At Timbers Supper Club, Saturday, February 10. Shows
through March 18.

Reviewed by Charles Donelan

nunsense.jpgThe 1980s saw a proliferation of
cabaret-scale satires of the Broadway musical. Viewed through the
irreverent camp culture lens of the piano bar, musical comedy was a
perfect point of departure for all kinds of madcap entertainments.
Nunsense is the best-known and most durable of these light satires
of the pre-Oklahoma! musical. Five nuns are on the spot to
create a show — don’t ask why, it doesn’t much matter. Fortunately,
they can all sing, dance, and act. They also happen to be easily
assimilated to the stock types of old-time stage comedy. Katie
Thatcher as Sister Mary Regina, the Mother Superior, is truly a
wonder — a big-voiced, wisecracking, hard-to-please, and
easy-to-smile top banana. She has her hands full with her charges,
who include the streetwise Sister Robert Anne (Holly Ferguson), a
stage-struck singer in her own right; Sister Mary Hubert (Jennifer
Gimblin), the more sensible but still gospel-belting Mistress of
Novices; Sister Mary Amnesia (Julie Anne Ruggieri), a loopy country
singer; and Sister Mary Leo (Kelly Ary), a young novice who dreams
of becoming a famous ballerina.

The newly renovated Timbers Restaurant on Winchester Canyon Road
is a great classic venue, and the delicious menu complements the
show nicely.

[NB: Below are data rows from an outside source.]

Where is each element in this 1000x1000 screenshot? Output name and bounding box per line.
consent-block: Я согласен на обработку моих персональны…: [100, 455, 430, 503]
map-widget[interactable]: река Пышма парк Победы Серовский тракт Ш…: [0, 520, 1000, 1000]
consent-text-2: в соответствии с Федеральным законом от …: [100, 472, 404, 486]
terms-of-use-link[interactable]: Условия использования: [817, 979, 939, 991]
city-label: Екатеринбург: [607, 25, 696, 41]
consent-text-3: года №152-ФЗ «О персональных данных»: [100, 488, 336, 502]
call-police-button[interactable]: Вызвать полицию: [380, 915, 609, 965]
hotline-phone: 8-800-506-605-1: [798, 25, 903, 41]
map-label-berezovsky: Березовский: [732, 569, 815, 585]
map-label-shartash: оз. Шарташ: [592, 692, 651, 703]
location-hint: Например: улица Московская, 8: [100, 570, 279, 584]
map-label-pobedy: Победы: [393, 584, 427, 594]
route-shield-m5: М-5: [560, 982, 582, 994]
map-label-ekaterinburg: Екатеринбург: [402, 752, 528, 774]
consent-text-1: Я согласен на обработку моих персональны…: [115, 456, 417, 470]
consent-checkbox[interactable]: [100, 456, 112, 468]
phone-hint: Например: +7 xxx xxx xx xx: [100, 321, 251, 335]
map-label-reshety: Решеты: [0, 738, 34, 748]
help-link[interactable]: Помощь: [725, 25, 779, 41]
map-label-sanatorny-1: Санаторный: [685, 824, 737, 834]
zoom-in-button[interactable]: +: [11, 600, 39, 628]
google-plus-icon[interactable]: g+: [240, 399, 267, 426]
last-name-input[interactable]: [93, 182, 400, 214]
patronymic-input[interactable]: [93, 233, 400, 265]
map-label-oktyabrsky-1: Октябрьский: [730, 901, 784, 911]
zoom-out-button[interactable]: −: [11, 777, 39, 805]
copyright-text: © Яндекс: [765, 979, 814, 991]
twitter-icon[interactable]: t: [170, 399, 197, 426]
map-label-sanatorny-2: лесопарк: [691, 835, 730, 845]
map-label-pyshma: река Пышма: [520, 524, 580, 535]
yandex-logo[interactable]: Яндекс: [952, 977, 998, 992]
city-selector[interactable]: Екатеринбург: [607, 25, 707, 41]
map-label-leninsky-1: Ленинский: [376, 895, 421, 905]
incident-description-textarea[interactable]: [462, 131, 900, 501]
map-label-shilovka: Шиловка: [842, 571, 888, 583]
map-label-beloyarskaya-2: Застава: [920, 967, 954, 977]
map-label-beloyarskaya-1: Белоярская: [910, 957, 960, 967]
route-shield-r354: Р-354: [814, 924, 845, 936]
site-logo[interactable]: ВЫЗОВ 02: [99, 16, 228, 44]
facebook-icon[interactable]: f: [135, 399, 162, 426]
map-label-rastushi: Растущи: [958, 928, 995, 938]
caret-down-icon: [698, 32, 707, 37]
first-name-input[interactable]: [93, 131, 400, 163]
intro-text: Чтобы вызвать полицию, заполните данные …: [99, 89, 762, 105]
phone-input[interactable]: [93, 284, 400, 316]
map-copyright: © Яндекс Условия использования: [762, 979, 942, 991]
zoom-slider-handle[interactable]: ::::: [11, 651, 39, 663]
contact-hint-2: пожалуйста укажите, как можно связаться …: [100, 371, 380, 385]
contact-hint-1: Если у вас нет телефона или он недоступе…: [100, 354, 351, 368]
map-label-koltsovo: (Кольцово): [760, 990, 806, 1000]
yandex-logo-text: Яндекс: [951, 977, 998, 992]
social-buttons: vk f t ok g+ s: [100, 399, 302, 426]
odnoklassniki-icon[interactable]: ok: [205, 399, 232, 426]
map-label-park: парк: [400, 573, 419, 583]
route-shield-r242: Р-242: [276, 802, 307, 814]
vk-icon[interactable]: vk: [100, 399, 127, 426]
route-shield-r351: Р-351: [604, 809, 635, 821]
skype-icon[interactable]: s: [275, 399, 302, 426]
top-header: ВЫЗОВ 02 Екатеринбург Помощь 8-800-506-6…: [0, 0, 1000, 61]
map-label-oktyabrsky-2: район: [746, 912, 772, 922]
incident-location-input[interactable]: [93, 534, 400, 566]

The performances are uniformly excellent, and the
actresses are clearly having a good time with this challenging
material. Peter McCorkle’s expert direction brings out the
subversive elements in the script without sacrificing either its
breakneck pacing or the dazzling range of sophisticated performance
skills necessary to pull it off. Ruggieri conducts the first
audience participation sequence, a quiz that tests one’s ability to
remember the facts of the sisters’ sensational backstory. Ruggieri
lights up the room with her gorgeous voice, spot-on timing, and
spectacular mood swings. As Sister Robert Anne, Ferguson takes one
of the night’s most memorable solo turns, the wildly extroverted “I
Just Want to Be a Star.”

The night’s most exciting discovery is young Ary, who charms
everyone, including her fellow performers, with a sweetly
expressive voice and hilarious comic acting. In addition to playing
the dancing novice, Sister Mary Leo, Ary makes a sidesplitting
cameo as Sister Mary Annette, a short-tempered nun hand puppet
somewhat in the vein of Triumph, the Insult Comic dog. Overall,
this is a very entertaining production that bodes extremely well
for the future of dinner theater at the Timbers.